Différences des sexes et distinction de sexe : propriétés et relations

La première partie de ce livre regroupe sept contributions qui, chacune à leur manière, tentent d’expliquer pourquoi il n’est pas pertinent d’envisager le genre que comme une simple distinction entre masculin et féminin. D’une société à l’autre, il est évident que les relations qui se nouent entre individus reposent plus souvent sur des critères de parenté, de filiation ou de statut social. C’est pour cela qu’Irène Théry propose d’opérer une distinction entre les différentes relations de sexe : opposé, de même sexe, indifférencié et combiné   .
Ces relations sociales sont à la base des rapports entre les deux sexes ainsi que de la manière dont les différents groupes sociaux vont coordonner leurs actions ou leur manière de se comporter entre eux. La seule mise en évidence du sexe nuit à l’interprétation sociologique et anthropologique des rapports sociaux entre les individus.
Pourquoi préférer le terme de " distinction " plutôt que celui de " différence " ? La principale raison est celle de la neutralité. Le terme de distinction énonce, en effet, sans présupposer la domination d’un sexe sur l’autre, que quelque soit la société étudiée, les hommes et les femmes ne peuvent être confondus. Les relations sociales, la filiation ou encore la parenté fonctionnent donc sur ce système de distinction de sexe. L’anthropologie sociale et comparative s’intéresse aux trois formes que cette distinction de sexe peut prendre : le sexe relatif, le sexe absolu et le sexe indifférencié, comme le montre la contribution de Cécile Barraud.
Cette distinction de sexe s’opère également dans le monde politique puisque certaines théories, dès la fin de la révolution française, mettent en avant que les femmes peuvent contribuer à maintenir l’ordre social, c'est-à-dire à restaurer et à conserver " la police des mœurs ". Anne Verjus montre dans cette contribution que la volonté de raffermir l’autorité du chef de famille passe indubitablement par les femmes.

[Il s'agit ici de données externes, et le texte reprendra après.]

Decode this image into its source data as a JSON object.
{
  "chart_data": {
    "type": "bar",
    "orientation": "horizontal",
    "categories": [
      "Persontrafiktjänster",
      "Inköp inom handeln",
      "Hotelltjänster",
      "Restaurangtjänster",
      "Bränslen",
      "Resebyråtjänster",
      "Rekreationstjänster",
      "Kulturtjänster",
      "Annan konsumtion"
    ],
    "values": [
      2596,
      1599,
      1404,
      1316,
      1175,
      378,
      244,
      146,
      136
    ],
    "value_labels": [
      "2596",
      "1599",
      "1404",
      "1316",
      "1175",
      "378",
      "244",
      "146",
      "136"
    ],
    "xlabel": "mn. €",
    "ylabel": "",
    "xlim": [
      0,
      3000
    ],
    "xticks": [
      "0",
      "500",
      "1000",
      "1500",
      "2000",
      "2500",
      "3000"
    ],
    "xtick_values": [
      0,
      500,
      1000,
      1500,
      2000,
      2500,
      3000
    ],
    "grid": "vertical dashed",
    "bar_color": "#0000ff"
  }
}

Le rôle social de l’individu peut donc être lié au concept de genre. Pascale Bonnemère le montre par le biais du rôle des mères et des sœurs aînées dans le déroulement des rites initiatiques du passage au monde adulte des jeunes hommes Ankave-Anga   . Pendant longtemps, les travaux anthropologiques s’étaient désintéressés à la place des femmes dans ces initiations masculines. Les ethnologues ayant été longtemps majoritairement des hommes, ils avaient plus de difficultés à s’insérer dans le monde féminin. Pourtant, la présence des femmes dans certains lieux et le respect de certaines règles est le gage d’un déroulement serein et efficace. Ainsi, elles ne sont pas écartées de ces rites consacrés au passage des jeunes garçons au monde adulte masculin, elles y participent mais d’une autre manière.
Le sexe n’est pas la seule variable à prendre en compte pour mettre en évidence ce processus de distinction. Christelle Taraud le montre de manière pertinente lorsqu’elle étudie le sort de ces " filles soumises " au moment de la domination coloniale en Afrique du Nord. Ainsi, il n’est pas seulement question d’une domination des hommes sur les femmes mais d’une pluralité de dominations : genre, classe et " race ". Une hiérarchisation de ces formes de domination serait improductive. Elle montre qu’il apparaît plus pertinent de les interroger de manière simultanée et " en situation " pour mieux comprendre ce que recouvre le statut de " femme ", d’" indigène " et de " prostituée ".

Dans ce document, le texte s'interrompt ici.